Prof. Dr. Armin Nagel
Radiologisches Institut
Universitätsklinikum Erlangen

In this project we will characterize the tissue electrolyte distribution in renal tubular dysfunction. We will therefore develop new MRI methodology to analyse tissue ion concentrations. Specifically, 23Na & 39K MRI will be applied to detect muscle Na+ & K+ shifts in aldosteronism. Furthermore, we will utilize combined morphological and 23Na imaging of the human kidneys to determine physiological Na+ variations. As tissue Na+ retention occurs in inflammation, we hypothesize that acute allograft rejection is characterized by tissue Na+ accumulation and can be detected by 23Na MRI. Besides, we will evaluate how SGLT-2 inhibitors influence the kidney Na+ and extrarenal Na+ & K+ concentrations in CKD and heart failure.

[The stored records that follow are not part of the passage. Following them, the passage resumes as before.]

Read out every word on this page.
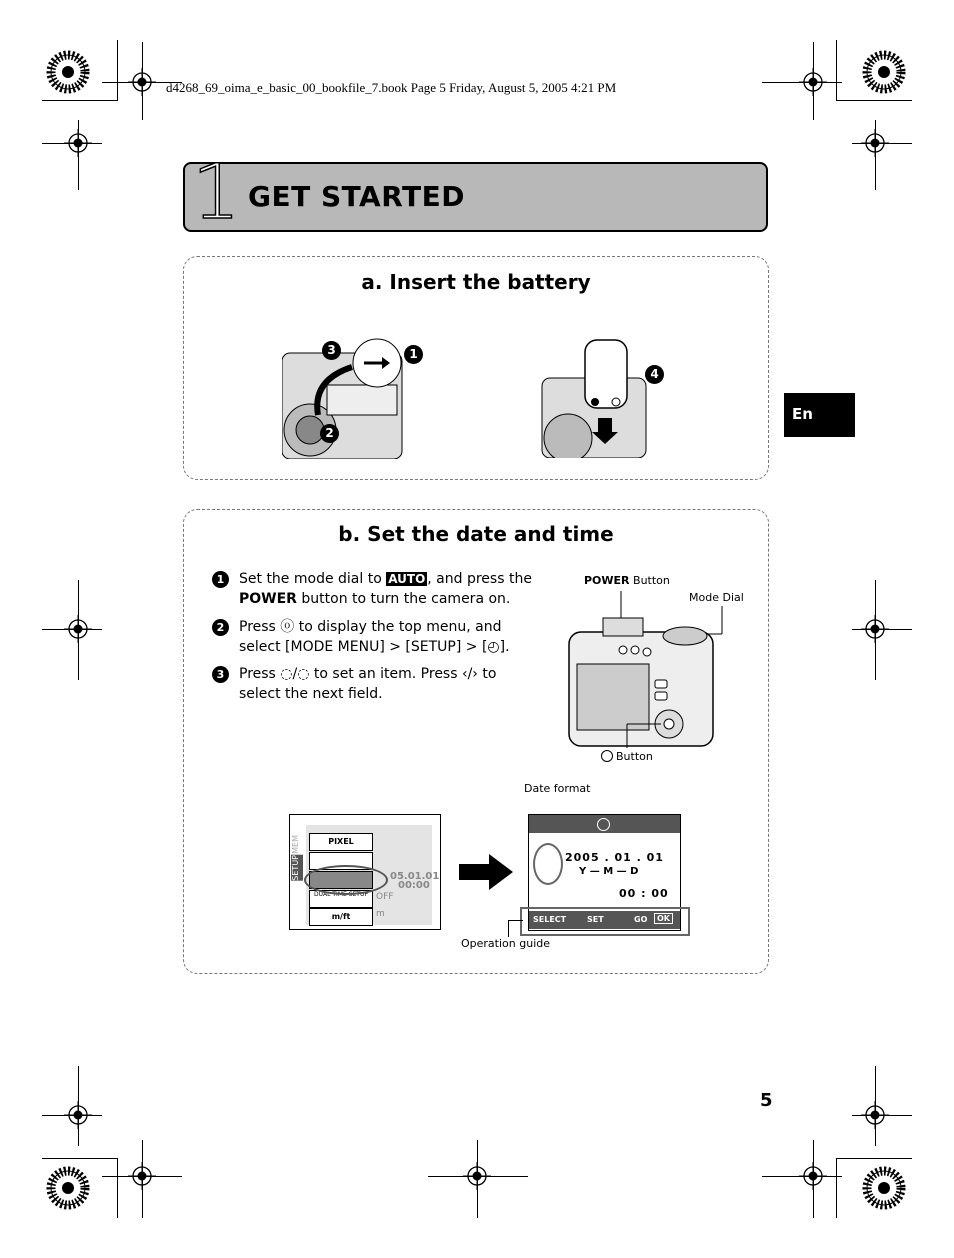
d4268_69_oima_e_basic_00_bookfile_7.book Page 5 Friday, August 5, 2005 4:21 PM
1 GET STARTED
En
a. Insert the battery
3	1
2
4
b. Set the date and time
1	Set the mode dial to AUTO , and press the POWER button to turn the camera on.
2	Press ⓞ to display the top menu, and select [MODE MENU] > [SETUP] > [◴].
3	Press ◌/◌ to set an item. Press ‹/› to select the next field.
POWER Button
Mode Dial
Button
MEM
SETUP
PIXEL
DUAL TIME SETUP
m/ft
05.01.01
00:00
OFF
m
Date format
2005 . 01 . 01
Y — M — D
00 : 00
SELECT	SET	GO	OK
Operation guide
5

3D-in-ovo-model to study and modulate the growth of human renal cystic tissue and mouse kidney slices

Prof. Dr. Silke Härteis
Molekulare und Zelluläre Anatomie
Universität Regensburg

Prof. Dr. Thiha Aung
Angewandte Gesundheitswissenschaften
TH Deggendorf

PD Dr. Björn Buchholz
Medizinische Klinik 4 - Nephrologie und Hypertensiologie
Universitätsklinikum Erlangen

The overall aim of our project is the translation of our findings of mechanisms of cyst growth resulting from animal models into clinical applications for the treatment of patients. We want to overcome this huge gap by introducing an intermediate model that allows us to monitor human cyst growth ex vivo and test promising drugs regarding their efficacy in human ADPKD tissue using the chorioallantoic membrane (CAM) model. Furthermore, the successful cultivation of vital adult mouse kidney tissue on the CAM may enable us to expand our studies to additional aspects of renal (patho-) physiology ex vivo.